Abstract
A decade ago, de novo transcriptome assembly evolved as a versatile and
powerful approach to make evolutionary assumptions, analyze gene
expression, and annotate novel transcripts, in particular, for non-model
organisms lacking an appropriate reference genome. Various tools have
been developed to generate a transcriptome assembly, and even more
computational methods depend on the results of these tools for further
downstream analyses. In this issue of Molecular Ecology Resources,
Freedman et al. (2020) present a comprehensive analysis of errors in de
novo transcriptome assemblies across public data sets and different
assembly methods. They focus on two implicit assumptions that are often
violated: First, the assembly presents an unbiased view of the
transcriptome. Second, the expression estimates derived from the
assembly are reasonable, albeit noisy, approximations of the relative
frequency of expressed transcripts.
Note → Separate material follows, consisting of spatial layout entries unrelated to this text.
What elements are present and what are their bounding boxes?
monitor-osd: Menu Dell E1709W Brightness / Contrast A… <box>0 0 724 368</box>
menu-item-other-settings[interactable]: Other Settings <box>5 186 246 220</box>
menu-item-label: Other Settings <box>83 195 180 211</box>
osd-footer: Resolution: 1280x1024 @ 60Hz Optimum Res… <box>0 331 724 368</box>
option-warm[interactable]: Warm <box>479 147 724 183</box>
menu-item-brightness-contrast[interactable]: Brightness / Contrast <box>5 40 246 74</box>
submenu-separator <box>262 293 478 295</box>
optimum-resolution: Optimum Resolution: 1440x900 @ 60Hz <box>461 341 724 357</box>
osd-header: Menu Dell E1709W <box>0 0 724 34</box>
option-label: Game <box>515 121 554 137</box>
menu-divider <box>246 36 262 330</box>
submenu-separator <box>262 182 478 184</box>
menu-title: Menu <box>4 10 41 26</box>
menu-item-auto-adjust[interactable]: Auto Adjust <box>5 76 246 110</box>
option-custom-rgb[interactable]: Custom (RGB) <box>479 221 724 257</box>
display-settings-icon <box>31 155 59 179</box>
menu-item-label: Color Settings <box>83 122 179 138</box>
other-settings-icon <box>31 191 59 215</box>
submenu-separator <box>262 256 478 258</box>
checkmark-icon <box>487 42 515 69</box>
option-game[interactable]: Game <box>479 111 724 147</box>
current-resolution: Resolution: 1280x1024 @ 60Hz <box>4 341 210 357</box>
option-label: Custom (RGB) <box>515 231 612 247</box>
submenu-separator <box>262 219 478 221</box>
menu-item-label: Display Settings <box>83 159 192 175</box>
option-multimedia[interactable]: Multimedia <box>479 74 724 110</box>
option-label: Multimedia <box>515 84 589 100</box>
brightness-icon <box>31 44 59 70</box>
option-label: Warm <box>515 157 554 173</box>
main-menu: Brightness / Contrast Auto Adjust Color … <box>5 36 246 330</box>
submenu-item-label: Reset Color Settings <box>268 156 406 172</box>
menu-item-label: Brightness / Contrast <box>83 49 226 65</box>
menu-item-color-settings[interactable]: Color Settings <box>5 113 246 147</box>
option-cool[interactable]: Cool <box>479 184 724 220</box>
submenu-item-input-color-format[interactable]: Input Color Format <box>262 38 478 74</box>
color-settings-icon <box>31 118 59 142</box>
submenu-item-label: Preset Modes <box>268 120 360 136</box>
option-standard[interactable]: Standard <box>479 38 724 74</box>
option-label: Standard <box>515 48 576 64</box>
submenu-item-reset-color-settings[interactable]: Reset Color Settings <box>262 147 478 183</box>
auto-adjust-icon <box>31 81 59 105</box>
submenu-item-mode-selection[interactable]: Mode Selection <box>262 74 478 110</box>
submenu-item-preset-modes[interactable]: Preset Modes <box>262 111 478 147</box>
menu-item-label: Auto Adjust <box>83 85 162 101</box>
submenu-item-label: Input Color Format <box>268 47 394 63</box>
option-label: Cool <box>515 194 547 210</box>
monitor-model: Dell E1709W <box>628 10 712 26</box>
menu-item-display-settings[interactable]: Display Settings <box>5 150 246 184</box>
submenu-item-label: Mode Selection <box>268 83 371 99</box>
They show that appropriate filtering
can reduce this bias but can also lead to the loss of a reasonable
number of highly expressed transcripts. Thus, to partly alleviate the
noise in expression estimates, they propose a new normalization method
called length-rescaled CPM. Remarkably, the authors found considerable
distortions at the nucleotide level, which leads to an underestimation
of diversity in transcriptome assemblies. The study by Freedman et al.
clearly shows that we have not yet reached “high-quality” in the field
of transcriptome assembly. Above all, it helps researchers be aware of
these problems and filter and interpret their transcriptome assembly
data appropriately and with caution.